I try not to get caught up in the hypotheticals, the questions of nature versus nurture. I wonder what my aggressively Type-A mom would be like if she had grown up in middle-of-nowhere Colorado, outside a seasonal tourist town with her nearest neighbors a distant, forgettable presence. I wonder how Pat would handle my mom’s New York City subway commute, the surge of bodies pressed close, sweat mingling in the hurtling, AC-less metal box. Neither of them can sit still for very long, but my mom’s frenetic energy is compulsively channeled into small, productive tasks around the house, while Pat’s bursts forth in sudden laughter, limitless endurance, and intense curiosity about seemingly insignificant details. I wonder what she would’ve been like if she’d raised my mom as her own. I wonder what it would’ve been like with her as a grandmother. I wonder how I would’ve been different.

***

When I am nineteen and a month post-virginity, my period is a week late. I try not to get caught up in the hypotheticals. What if I’m pregnant? What if the few times I let him shrug his way out of forgotten condoms may mean the complete derailment of my life? What if his religious family insists I keep the baby? What if this baby shares his incredibly rare genetic disorder? What if he, the 24-year-old, decides he’s not ready and leaves me, the college sophomore, alone? Why is it that the prospect of choice is so paralyzing?
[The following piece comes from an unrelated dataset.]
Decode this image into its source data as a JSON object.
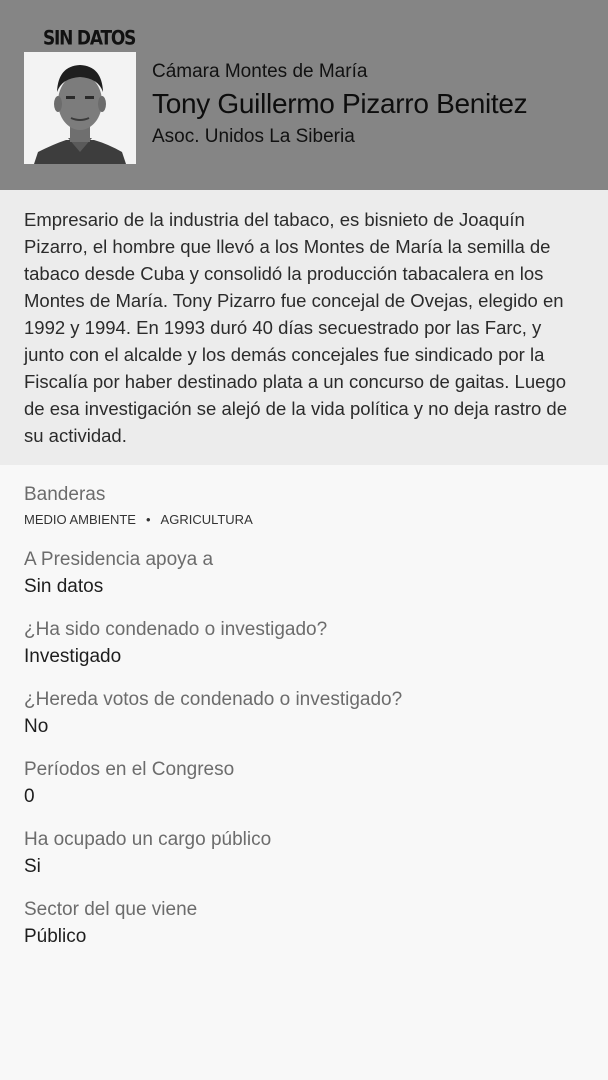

And I think about Pat. I think about the choice that may not really have been a choice. I think about being nineteen in 1964, without the means to fly away somewhere, and without the courage to endure an attempt at my own or another’s hand. Could I get an abortion, knowing that if Pat had had one, my mom wouldn’t exist?

I think about a lineage of women. Jean, Joan, Tracy, Eileen, Kelly, Kristi, Cathy, Heather, Holly, Shirley, Denise, Assunta, Susan, Dana, Julie, Maureen, Tina, Allie, Linda, now Pat. I think of the women who raised and shaped me.

I think of crossing an ocean, from Sicily to the Bronx, a decade before the Depression. I think of Assunta’s tenement neighbor, the one who took care of things, the one with the locked doors and stifled screams, the sterilized medical instruments spirited away in between hospital shifts, the carousel of pale and shaking girls.

I think of the one-in-three statistic.

The trickle of rust-red preempts the voyage to the drug store, the death knell phone call, the confrontation with her scrutinizing eyes. An exhale, followed by a gush, a tide.